Below you can see the code for the trigger I’m taking about. It’s basically straight out of the Salesforce cookbook.

trigger PaymentDuplicatePreventer on Payments__c(before insert)
{
    //Create a map to hold all the payments we have to query against
    Map<String, Payments__c> payMap = new Map<String, Payments__c>();
    
    //Loop over all passed in payments
    for (Payments__c payment : System.Trigger.new)
    {
    
        // As long as this payment has a payment code and either it's an insert or it's doesn't conflict with another payment in this batch */
        if ((payment.UniquePaymentCode__c != null) && (System.Trigger.isInsert || (payment.UniquePaymentCode__c != System.Trigger.oldMap.get(payment.Id).UniquePaymentCode__c)))
        {
        
            // Make sure another new payment isn't also a duplicate. If it is, flag it, if not, add it
            if (payMap.containsKey(payment.UniquePaymentCode__c))
            {
                payment.UniquePaymentCode__c.addError('Another new payment has the same unique identifier.');
            }
            
            else
            {
                payMap.put(payment.UniquePaymentCode__c, payment);
            }
        }
    }
    
    /* Using a single database query, find all the payments in
    the database that have the same uniquepaymentcode as any
    of the payments being inserted or updated. */
    if(payMap.size() > 0)
    {
        for (Payments__c payment : [SELECT Id,UniquePaymentCode__c FROM Payments__c WHERE UniquePaymentCode__c IN :payMap.KeySet()])
        {
            try
            {
                Payments__c newPay = payMap.get(payment.UniquePaymentCode__c);
                if(newPay != null)
                {
                    newPay.UniquePaymentCode__c.addError('A payment for this person in this study already exists.');
                }
            }
            catch ( System.DmlException e)
            {
                payment.adderror('Payment' + payment.UniquePaymentCode__c + 'Error ' + e);
            }
        }    
    }
} 

The problem is the query
SELECT Id,UniquePaymentCode__c FROM Payments__c WHERE UniquePaymentCode__c IN :payMap.KeySet()

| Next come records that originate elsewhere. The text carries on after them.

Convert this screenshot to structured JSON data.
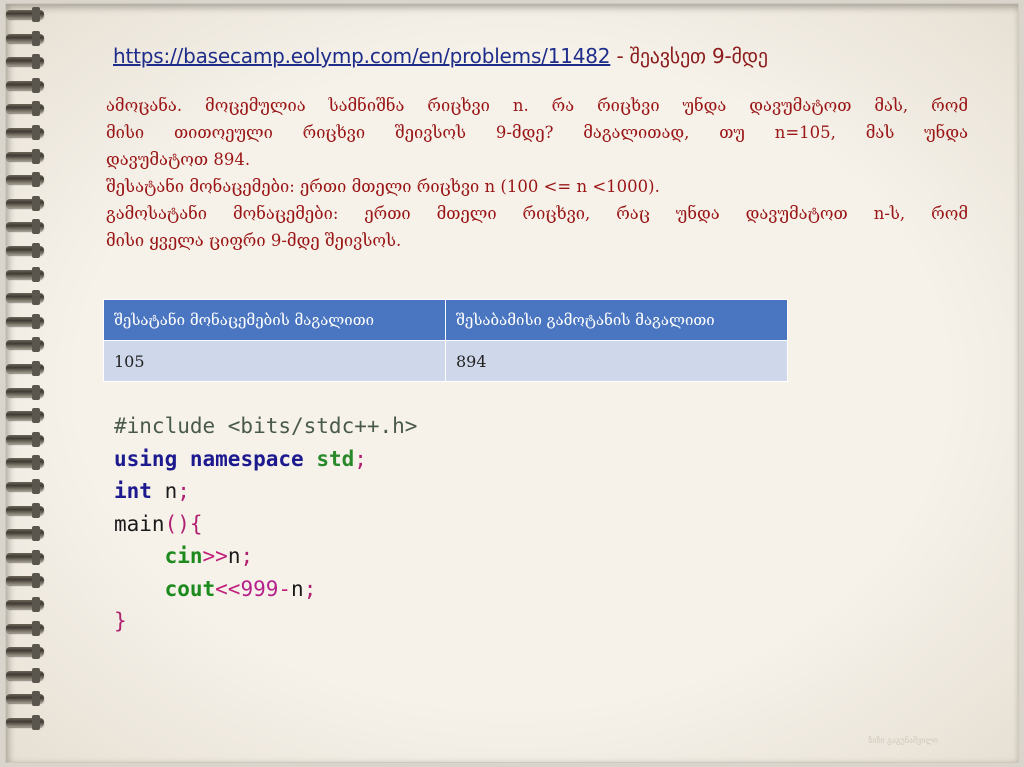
{
  "title": {
    "link_text": "https://basecamp.eolymp.com/en/problems/11482",
    "rest": " - შეავსეთ 9-მდე"
  },
  "description": {
    "line1": "ამოცანა. მოცემულია სამნიშნა რიცხვი n. რა რიცხვი უნდა დავუმატოთ მას, რომ",
    "line2": "მისი თითოეული რიცხვი შეივსოს 9-მდე? მაგალითად, თუ n=105, მას უნდა",
    "line3": "დავუმატოთ 894.",
    "line4": "შესატანი მონაცემები: ერთი მთელი რიცხვი n (100 <= n <1000).",
    "line5": "გამოსატანი მონაცემები: ერთი მთელი რიცხვი, რაც უნდა დავუმატოთ n-ს, რომ",
    "line6": "მისი ყველა ციფრი 9-მდე შეივსოს."
  },
  "table": {
    "headers": [
      "შესატანი მონაცემების მაგალითი",
      "შესაბამისი გამოტანის მაგალითი"
    ],
    "rows": [
      [
        "105",
        "894"
      ]
    ]
  },
  "code": {
    "include": "#include <bits/stdc++.h>",
    "using": "using",
    "namespace": "namespace",
    "std": "std",
    "semi": ";",
    "int": "int",
    "n_decl": " n",
    "main": "main",
    "main_paren": "()",
    "open_brace": "{",
    "cin": "cin",
    "shr": ">>",
    "n1": "n",
    "cout": "cout",
    "shl": "<<",
    "nine": "999",
    "minus": "-",
    "n2": "n",
    "close_brace": "}"
  },
  "watermark": "ზიზი გაგუნაშვილი"
}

How could I refine that any further and still find all my duplicates? Well thankfully in this case, the only way duplicates can really happen is within a short time span. Someone getting multiple checks for the same event. So really I only need to look in the last few weeks to look for any duplicates. Anything older isn’t really a duplicate. So I changed my query to

SELECT Id,UniquePaymentCode__c FROM Payments__c WHERE UniquePaymentCode__c IN :payMap.KeySet() and CreatedDate = LAST_90_DAYS

And that did the trick. So the moral of the story, if you have a formula field that you are using as a unique key to prevent duplicates, eventually you are going to hit the problem described above. The only fix I have found is to try and have a condition that reduces the number of records the query has to look at. While it may not always be feasible to use the date, perhaps there are other ways you can narrow the result set while still finding any duplicates. Think outside the box a little, and you should be able to come up with a way to do what you need to do.